Thomas Schmidt macht sich Sorgen. Der frisch pensionierte Gymnasiallehrer hat 35 Jahre lang Russisch an der Kantonsschule Enge in Zürich unterrichtet. Seit 30 Jahren ist er Präsident des Vereins der Russischlehrerinnen und Russischlehrer der Schweiz (Vrus). «Es geht um unsere Existenz», sagt Schmidt. 

Damit meint er die Existenz des Fachs Russisch. Und die der Lehrpersonen, die die Sprache unterrichten. Denn: Das Schwerpunktfach Russisch könnte vielerorts bald Geschichte sein. Mehrere Kantone befinden sich nämlich gerade in der heissen Phase bei der Umsetzung der Weiterentwicklung der gymnasialen Maturität (WEGM).

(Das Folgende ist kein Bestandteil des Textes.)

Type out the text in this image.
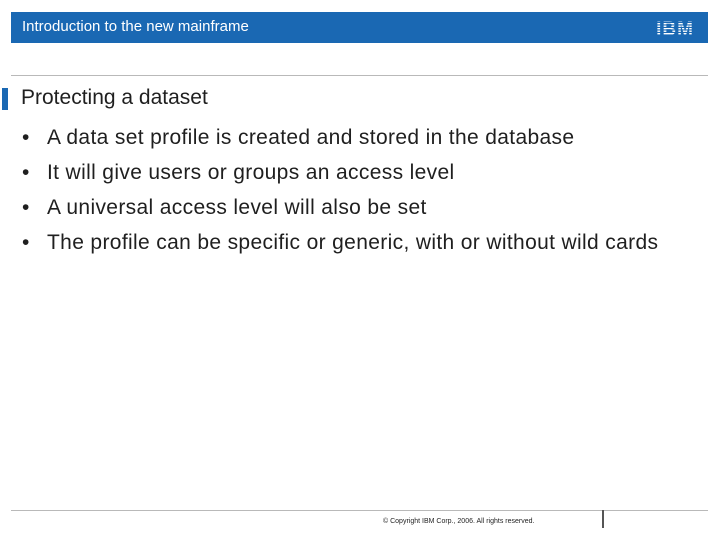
Introduction to the new mainframe	IBM
Protecting a dataset
• A data set profile is created and stored in the database
• It will give users or groups an access level
• A universal access level will also be set
• The profile can be specific or generic, with or without wild cards
© Copyright IBM Corp., 2006. All rights reserved.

Letzte Reform 30 Jahre her

Die letzte Maturitätsreform datiert von 1995. Dass die Zeit reif ist für eine Veränderung, ist grösstenteils unumstritten. «Die Akzeptanz bei den Lehrpersonen ist insgesamt ziemlich hoch, ebenso das Grundverständnis dafür, dass eine Reform nach 30 Jahren nun notwendig und sinnvoll ist», sagt Lucius Hartmann, der Präsident des Vereins der Gymnasiallehrerinnen und Gymnasiallehrer (VSG).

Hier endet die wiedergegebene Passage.